Contrast Vaardigheid REK LEZ TAV WS NA AA GE

Bij de WO-vaardigheden Aardrijkskunde (AA) en Geschiedenis (GE), en bij Lezen (LEZ) en Woordenschat (WS) zijn de effecten tussen hoogste en de laagste stratumcategorie gemiddeld rond 0,71 (bij S3) en rond de 0,77 (bij S4). Alleen bij WS in S4 is er een groot effect (0,85). Bij S5O en S5L zijn de effecten tussen de meest extreme categorieën altijd groot bij deze vaardigheden. De gemiddelde effecten per categoriestap zijn bij S3 het grootst (gemiddeld 0,35). Bij de andere stratumdefinities is dat gemiddeld 0,28 voor deze vier vaardigheden. Bij GE en AA liggen de gemiddelde effecten over de stratumdefinities iets onder de 0,30 en bij LEZ en WS daar iets boven. De grootste effecten worden gevonden bij Natuuronderwijs (NA) bij S5O.

De extreme verschillen hebben daar een effect van 1,47. Dat is een zeer groot verschil.

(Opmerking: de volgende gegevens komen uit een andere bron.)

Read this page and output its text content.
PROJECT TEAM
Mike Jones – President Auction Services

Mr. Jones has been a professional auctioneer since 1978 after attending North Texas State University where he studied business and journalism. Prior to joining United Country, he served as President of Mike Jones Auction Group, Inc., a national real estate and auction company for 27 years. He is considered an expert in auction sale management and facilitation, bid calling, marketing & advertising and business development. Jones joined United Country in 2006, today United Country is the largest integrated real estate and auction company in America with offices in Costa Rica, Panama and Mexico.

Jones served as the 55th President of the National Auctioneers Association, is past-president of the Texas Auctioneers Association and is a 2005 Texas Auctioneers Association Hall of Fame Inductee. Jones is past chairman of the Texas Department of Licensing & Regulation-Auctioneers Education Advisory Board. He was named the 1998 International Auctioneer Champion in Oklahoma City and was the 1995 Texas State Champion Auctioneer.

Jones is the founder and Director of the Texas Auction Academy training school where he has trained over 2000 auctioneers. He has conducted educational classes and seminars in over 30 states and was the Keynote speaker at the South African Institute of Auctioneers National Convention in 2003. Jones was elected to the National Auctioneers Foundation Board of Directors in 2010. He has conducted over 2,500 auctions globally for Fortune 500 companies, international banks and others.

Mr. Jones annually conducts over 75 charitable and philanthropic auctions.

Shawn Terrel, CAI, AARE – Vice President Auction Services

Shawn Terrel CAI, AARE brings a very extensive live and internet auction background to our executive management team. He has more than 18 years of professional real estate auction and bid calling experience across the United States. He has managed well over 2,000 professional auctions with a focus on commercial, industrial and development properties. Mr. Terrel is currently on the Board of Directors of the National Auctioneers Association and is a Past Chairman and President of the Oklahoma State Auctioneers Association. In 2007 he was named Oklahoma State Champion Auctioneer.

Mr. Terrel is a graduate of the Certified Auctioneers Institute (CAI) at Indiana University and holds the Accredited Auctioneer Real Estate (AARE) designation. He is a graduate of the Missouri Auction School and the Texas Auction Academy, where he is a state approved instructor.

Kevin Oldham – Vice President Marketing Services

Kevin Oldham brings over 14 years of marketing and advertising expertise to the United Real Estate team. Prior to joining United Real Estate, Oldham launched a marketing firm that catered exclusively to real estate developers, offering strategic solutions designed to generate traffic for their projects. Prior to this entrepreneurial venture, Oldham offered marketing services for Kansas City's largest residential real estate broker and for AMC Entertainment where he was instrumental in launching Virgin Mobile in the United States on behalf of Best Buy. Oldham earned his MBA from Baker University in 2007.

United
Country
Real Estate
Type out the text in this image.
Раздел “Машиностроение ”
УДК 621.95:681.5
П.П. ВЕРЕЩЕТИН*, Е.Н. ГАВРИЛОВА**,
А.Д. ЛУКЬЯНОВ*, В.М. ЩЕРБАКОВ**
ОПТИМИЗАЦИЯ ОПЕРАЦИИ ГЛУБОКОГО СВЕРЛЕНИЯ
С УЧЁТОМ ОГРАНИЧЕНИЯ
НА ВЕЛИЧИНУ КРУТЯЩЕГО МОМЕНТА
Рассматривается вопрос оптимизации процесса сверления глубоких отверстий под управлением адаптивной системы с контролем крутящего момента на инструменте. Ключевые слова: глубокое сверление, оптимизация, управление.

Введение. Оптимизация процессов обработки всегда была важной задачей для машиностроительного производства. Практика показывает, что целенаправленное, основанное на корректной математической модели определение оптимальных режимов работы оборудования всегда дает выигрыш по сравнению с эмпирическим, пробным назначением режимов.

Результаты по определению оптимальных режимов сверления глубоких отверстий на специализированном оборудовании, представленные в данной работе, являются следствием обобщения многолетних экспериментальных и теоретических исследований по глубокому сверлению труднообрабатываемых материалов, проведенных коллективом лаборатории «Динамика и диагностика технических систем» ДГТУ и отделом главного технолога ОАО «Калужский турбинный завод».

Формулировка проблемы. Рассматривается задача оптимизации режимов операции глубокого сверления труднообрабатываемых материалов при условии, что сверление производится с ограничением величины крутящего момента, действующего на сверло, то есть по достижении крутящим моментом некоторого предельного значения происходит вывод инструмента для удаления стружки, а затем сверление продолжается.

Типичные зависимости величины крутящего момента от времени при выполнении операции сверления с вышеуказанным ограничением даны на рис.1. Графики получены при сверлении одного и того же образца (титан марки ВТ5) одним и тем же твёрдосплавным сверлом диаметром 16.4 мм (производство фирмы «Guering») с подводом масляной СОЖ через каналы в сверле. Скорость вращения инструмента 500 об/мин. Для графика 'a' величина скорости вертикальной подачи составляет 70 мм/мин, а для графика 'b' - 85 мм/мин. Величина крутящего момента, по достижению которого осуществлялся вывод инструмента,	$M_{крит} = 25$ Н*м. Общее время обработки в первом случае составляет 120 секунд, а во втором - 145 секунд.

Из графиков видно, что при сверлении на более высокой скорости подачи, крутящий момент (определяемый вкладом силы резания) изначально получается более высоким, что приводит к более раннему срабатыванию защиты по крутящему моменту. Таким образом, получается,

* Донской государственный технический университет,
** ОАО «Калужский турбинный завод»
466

Samenvattend kan gesteld worden dat de variabele stratum, en daarmee dus het percentage gewichten-leerlingen, het minste effect heeft bij REK en TAV. Er worden wel significante resultaten gevonden en ook het effect is betekenisvol, maar dat geldt niet voor alle opvolgende categorieën bij deze twee vaardigheden.

De effecten zijn duidelijk groter bij AA en GE. De extreme stratumcategorieën bij een vijfdeling laten zelfs een effect van meer dan 1 zien (de twee extreme groepen verschillen meer dan 1 standaarddeviatie van elkaar). Alle opvolgende categoriestappen laten een significant verschil zien, maar het verschil is niet altijd groter dan 0,20, een klein verschil dus. Bij LEZ en WS zijn de effecten nog groter. Het gemiddelde effect van opvolgende stratumcategorieën is over de verschillende definities heen groter dan 0,30. Het grootste effect wordt gevonden bij NA. Voor die vaardigheid doet het er het meest toe wat de samenstelling van de schoolpopulatie is in termen van gewichtenleerlingen. Het gemiddelde effect per opvolgende categorie is hier bij alle stratumdefinities groter dan 0,30, met een gemiddelde van 0,37.

Bij de evaluatie van de verschillende definities van stratum is te zien dat de traditionele definitie de grootste effecten per opvolgende categorie laat zien (gemiddeld effect van 0,32). Van de alternatieve definities is de S5O-definitie de meest onderscheidende (gemiddeld effect van 0,27). Deze laatste opdeling wordt verder ook gebruikt in de publicaties van Inspectie van het Onderwijs (2016a, 2016b).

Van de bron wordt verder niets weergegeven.